20 LRU Cache Interview Questions and Answers
Prepare for the types of questions you are likely to be asked when interviewing for a position where LRU Cache will be used.
Prepare for the types of questions you are likely to be asked when interviewing for a position where LRU Cache will be used.
An LRU cache is a type of cache that is used to improve the performance of a system by storing the most recently used items in memory. This allows for quick access to these items when they are needed again. When interviewing for a position that involves working with LRU caches, it is important to be prepared to answer questions about them. In this article, we will review some of the most common LRU cache interview questions and provide some tips on how to answer them.
Here are 20 commonly asked LRU Cache interview questions and answers to prepare you for your interview:
A cache is a type of memory that is used to store frequently accessed data. The LRU cache is a type of cache that is designed to keep track of the most recently used items so that they can be quickly accessed when needed.
LRU Cache is a type of cache that is used to store data that has been recently used. The data that is stored in the cache is typically the most recently used data. When the cache is full, the least recently used data is removed from the cache to make room for new data.

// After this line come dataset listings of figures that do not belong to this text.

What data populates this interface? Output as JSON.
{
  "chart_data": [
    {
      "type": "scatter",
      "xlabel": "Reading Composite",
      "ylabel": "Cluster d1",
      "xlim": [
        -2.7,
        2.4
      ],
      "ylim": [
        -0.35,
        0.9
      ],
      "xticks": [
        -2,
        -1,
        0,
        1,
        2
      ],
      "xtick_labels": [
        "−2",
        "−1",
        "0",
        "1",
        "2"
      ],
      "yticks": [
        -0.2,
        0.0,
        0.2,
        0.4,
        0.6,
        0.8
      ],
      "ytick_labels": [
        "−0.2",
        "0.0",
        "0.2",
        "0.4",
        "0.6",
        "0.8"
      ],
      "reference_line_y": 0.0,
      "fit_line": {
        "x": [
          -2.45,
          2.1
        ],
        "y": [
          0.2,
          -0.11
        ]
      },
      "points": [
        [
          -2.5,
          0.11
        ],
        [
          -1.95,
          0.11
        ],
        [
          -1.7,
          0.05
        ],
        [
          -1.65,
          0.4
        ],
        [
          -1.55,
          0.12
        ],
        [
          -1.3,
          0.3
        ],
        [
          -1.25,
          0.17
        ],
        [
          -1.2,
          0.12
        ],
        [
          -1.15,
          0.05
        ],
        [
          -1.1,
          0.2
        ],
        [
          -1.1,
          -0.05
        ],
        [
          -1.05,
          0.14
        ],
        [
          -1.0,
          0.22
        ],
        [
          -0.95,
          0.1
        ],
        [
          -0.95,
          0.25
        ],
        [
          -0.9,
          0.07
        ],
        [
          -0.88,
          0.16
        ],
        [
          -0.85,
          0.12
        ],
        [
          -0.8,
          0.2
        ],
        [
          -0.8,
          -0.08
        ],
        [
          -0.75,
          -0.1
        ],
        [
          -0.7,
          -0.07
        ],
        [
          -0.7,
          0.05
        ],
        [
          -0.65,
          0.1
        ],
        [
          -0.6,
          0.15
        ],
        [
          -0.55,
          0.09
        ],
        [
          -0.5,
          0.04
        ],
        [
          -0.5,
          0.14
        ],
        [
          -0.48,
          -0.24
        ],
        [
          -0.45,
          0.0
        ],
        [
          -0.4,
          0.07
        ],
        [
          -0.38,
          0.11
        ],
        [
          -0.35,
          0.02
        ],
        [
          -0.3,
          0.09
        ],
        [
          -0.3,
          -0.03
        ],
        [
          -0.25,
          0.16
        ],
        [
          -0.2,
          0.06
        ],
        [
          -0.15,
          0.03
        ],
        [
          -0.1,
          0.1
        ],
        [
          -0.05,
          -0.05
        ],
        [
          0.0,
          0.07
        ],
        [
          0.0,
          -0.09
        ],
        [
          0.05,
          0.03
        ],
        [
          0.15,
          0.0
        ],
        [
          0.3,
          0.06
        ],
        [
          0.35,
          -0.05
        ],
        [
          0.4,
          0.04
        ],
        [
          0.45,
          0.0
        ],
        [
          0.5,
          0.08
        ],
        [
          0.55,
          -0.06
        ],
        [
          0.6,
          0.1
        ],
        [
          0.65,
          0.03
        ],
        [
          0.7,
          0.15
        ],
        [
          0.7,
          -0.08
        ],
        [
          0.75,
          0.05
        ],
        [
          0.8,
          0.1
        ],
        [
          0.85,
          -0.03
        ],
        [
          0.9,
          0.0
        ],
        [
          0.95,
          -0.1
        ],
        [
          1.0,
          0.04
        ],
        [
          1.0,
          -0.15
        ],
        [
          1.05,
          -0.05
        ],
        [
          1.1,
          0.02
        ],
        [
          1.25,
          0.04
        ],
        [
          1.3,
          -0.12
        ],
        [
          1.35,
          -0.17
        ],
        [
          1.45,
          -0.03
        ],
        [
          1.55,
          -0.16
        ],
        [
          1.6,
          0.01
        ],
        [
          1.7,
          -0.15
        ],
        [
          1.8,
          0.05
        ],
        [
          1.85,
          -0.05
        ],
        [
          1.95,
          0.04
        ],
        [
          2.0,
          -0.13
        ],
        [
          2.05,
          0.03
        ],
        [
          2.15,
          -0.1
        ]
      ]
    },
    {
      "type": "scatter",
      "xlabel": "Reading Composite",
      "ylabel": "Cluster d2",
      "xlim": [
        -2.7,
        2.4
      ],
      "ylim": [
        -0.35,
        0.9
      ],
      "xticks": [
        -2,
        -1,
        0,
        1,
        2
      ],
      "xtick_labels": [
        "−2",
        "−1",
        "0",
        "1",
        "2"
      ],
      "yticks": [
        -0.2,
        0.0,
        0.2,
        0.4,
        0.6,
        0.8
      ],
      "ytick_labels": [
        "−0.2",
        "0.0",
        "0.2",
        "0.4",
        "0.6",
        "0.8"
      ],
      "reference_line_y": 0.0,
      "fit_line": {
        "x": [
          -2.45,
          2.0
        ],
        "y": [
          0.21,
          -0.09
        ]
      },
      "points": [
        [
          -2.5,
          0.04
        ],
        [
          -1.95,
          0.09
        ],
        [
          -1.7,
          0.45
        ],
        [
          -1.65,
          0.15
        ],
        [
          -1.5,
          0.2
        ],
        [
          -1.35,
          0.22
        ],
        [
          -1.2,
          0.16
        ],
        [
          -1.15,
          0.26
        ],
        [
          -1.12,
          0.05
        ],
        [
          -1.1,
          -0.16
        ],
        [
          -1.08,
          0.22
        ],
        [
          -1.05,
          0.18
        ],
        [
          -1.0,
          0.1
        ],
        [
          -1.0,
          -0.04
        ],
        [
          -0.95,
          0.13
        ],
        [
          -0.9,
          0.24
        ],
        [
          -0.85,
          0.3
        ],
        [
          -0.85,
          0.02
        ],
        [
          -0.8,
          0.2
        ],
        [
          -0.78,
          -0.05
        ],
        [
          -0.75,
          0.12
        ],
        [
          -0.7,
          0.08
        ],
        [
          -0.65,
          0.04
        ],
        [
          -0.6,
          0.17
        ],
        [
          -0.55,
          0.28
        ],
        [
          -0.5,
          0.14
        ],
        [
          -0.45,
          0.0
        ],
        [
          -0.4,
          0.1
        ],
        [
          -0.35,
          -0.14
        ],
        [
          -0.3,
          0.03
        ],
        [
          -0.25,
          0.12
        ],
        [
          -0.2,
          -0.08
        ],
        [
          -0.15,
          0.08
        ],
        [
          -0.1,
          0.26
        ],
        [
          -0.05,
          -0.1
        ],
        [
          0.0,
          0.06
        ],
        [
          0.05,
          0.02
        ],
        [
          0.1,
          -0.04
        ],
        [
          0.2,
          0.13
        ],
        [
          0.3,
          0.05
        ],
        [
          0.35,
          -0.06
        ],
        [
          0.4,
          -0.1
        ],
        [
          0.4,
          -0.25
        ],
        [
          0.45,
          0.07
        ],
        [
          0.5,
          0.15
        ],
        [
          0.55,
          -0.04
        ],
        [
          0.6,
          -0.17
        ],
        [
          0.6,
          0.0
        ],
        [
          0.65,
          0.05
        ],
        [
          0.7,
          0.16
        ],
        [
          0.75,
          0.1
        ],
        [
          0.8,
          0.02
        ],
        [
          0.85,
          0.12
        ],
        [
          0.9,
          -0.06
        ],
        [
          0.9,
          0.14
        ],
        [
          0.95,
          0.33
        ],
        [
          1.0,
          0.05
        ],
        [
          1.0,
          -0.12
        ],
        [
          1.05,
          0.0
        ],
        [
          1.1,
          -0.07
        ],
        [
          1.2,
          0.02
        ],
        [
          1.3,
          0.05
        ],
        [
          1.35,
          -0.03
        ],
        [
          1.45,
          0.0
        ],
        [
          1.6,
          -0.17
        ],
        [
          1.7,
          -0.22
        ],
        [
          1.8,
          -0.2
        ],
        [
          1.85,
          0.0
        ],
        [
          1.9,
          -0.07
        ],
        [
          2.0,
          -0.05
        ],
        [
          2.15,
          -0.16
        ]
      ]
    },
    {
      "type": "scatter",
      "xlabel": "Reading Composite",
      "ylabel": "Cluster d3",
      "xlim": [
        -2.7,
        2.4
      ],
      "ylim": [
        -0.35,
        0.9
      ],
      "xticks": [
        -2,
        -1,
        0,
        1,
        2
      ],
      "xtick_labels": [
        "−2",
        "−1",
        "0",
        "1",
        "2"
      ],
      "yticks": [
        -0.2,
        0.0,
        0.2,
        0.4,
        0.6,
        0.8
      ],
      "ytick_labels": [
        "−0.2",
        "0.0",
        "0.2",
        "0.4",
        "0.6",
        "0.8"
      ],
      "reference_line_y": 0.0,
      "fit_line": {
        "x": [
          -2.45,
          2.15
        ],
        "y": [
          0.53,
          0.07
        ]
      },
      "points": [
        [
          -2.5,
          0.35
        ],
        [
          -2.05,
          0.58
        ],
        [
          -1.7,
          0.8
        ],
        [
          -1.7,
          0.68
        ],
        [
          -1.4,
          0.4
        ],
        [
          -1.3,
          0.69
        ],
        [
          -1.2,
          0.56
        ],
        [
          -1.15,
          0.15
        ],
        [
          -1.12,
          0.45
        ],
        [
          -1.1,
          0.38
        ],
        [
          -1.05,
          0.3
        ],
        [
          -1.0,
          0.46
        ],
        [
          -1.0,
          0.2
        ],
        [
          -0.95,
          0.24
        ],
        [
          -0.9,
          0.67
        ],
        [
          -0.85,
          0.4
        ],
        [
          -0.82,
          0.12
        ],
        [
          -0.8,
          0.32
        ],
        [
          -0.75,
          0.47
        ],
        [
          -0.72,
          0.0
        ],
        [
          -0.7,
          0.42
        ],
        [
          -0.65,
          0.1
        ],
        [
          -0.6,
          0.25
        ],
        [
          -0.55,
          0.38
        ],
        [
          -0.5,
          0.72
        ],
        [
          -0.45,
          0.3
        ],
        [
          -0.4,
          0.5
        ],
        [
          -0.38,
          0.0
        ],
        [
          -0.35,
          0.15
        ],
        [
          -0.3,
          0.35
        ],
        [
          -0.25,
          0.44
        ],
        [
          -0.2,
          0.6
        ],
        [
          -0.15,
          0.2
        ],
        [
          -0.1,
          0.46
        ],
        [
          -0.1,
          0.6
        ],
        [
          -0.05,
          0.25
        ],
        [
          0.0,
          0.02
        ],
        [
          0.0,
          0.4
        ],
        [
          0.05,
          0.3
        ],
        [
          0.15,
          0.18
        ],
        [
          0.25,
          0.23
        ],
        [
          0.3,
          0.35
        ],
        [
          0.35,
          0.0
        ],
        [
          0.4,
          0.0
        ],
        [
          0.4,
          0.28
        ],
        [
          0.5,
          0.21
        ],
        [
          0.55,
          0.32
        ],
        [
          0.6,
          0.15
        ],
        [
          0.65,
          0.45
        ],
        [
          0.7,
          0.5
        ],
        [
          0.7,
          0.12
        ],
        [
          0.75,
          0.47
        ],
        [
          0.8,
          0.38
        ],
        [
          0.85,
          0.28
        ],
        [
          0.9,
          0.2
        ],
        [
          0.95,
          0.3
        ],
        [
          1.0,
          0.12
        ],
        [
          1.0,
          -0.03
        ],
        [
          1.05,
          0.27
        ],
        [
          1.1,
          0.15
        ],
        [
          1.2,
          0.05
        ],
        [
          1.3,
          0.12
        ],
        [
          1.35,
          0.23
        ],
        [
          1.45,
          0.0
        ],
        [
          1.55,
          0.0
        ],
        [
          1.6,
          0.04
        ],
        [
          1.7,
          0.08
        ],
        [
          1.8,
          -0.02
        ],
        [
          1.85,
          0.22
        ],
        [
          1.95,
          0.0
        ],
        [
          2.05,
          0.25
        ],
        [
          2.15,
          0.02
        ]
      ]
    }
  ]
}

LRU cache can be used in a number of different situations where you need to keep track of a limited number of items and ensure that the most recently used items are easily accessible. For example, LRU cache can be used to keep track of the most recently used files in an operating system, the most recently used web pages in a web browser, or the most recently used data in a database.
LRU cache is used to improve the performance of a system by caching the most recently used items. It works by keeping track of the items that are used most recently and evicting the least recently used items when the cache is full. This allows the system to quickly access the most commonly used items without having to go through the entire data set.
Traditional caches can run into a number of problems, including cache invalidation, cache thrashing, and the Belady’s anomaly.
The time complexity of LRU cache operations is O(1). This is because the LRU cache is implemented as a doubly linked list, which allows for quick insertion and deletion of elements.
Hard references are references that are not eligible for garbage collection, even if the system is running low on memory. Soft references, on the other hand, are references that are only kept around as long as the system has enough memory. If the system starts running low on memory, then soft references will be the first to be garbage collected.
There are a few ways to simulate an LRU cache in Python. One way would be to use the collections.OrderedDict data structure. This data structure keeps track of the order in which items are inserted, and provides a way to access them quickly. Another way would be to use the heapq module, which provides a priority queue implementation.
Some common data structures that can be used to implement an LRU cache are a hash table, a doubly linked list, or a binary search tree.
There are a few other alternatives to LRU cache algorithms, but they are not as commonly used. One such algorithm is the LFU (least frequently used) algorithm, which instead of looking at when an item was last used, looks at how often it has been used in total. Another algorithm is the FIFO (first in, first out) algorithm, which simply evictes the oldest items in the cache first, regardless of how often they have been used.
When an LRU cache reaches its maximum capacity, it will remove the least recently used items from the cache in order to make room for new items.
Some ways to improve performance of an LRU cache implementation include using a hash table to store key-value pairs, using a doubly linked list to keep track of the most recently used items, and using a binary tree to store the items in order of most recently used to least recently used.
There are a few different caching strategies that can be used, but the most common one is the LRU (least recently used) cache. This cache works by keeping track of which items are accessed most frequently and keeping those items in memory so that they can be quickly accessed again. When the cache is full and a new item needs to be added, the LRU cache will remove the least recently used item to make room for the new one.
LRU cache is often used in web browsers to improve performance. When a user visits a website, the web browser will cache certain elements of the page so that they can be quickly accessed the next time the user visits the site. This can help to improve performance by reducing the amount of time that is needed to load the page. Additionally, LRU cache is also used in operating systems to improve the performance of frequently used programs.
The LRU cache holds information about the most recently used items in the cache. This information includes the item itself, as well as when it was last used.
LRU caches have the advantage of being able to more accurately predict which items are going to be used in the future and can therefore keep those items in the cache for longer. This can lead to better performance overall since items that are more likely to be used are more likely to be available in the cache.
No, not all programming languages support LRU cache implementations. However, many popular languages such as Java, Python, and C++ do support LRU cache implementations.
There are a few potential limitations to using LRU caches. One is that if the data set is very large, the cache may not be able to hold all of the data. Additionally, LRU caches can be expensive to implement, as they require extra bookkeeping in order to keep track of which items are being used most frequently.
The best size for an LRU cache is dependent on the application for which it is being used. For example, if the application requires quick access to recently used data, then a smaller cache size would be better. If the application can tolerate longer access times for data, then a larger cache size would be better. Ultimately, it is up to the application developer to decide what size LRU cache will work best.
While there are a few different ways to implement an LRU cache, I believe that thread safety is an important consideration no matter which route you take. One way to ensure thread safety is to use a synchronized map, which will prevent multiple threads from modifying the map at the same time. Another option is to use a lock around the critical section of code, which will allow only one thread to execute that code at a time.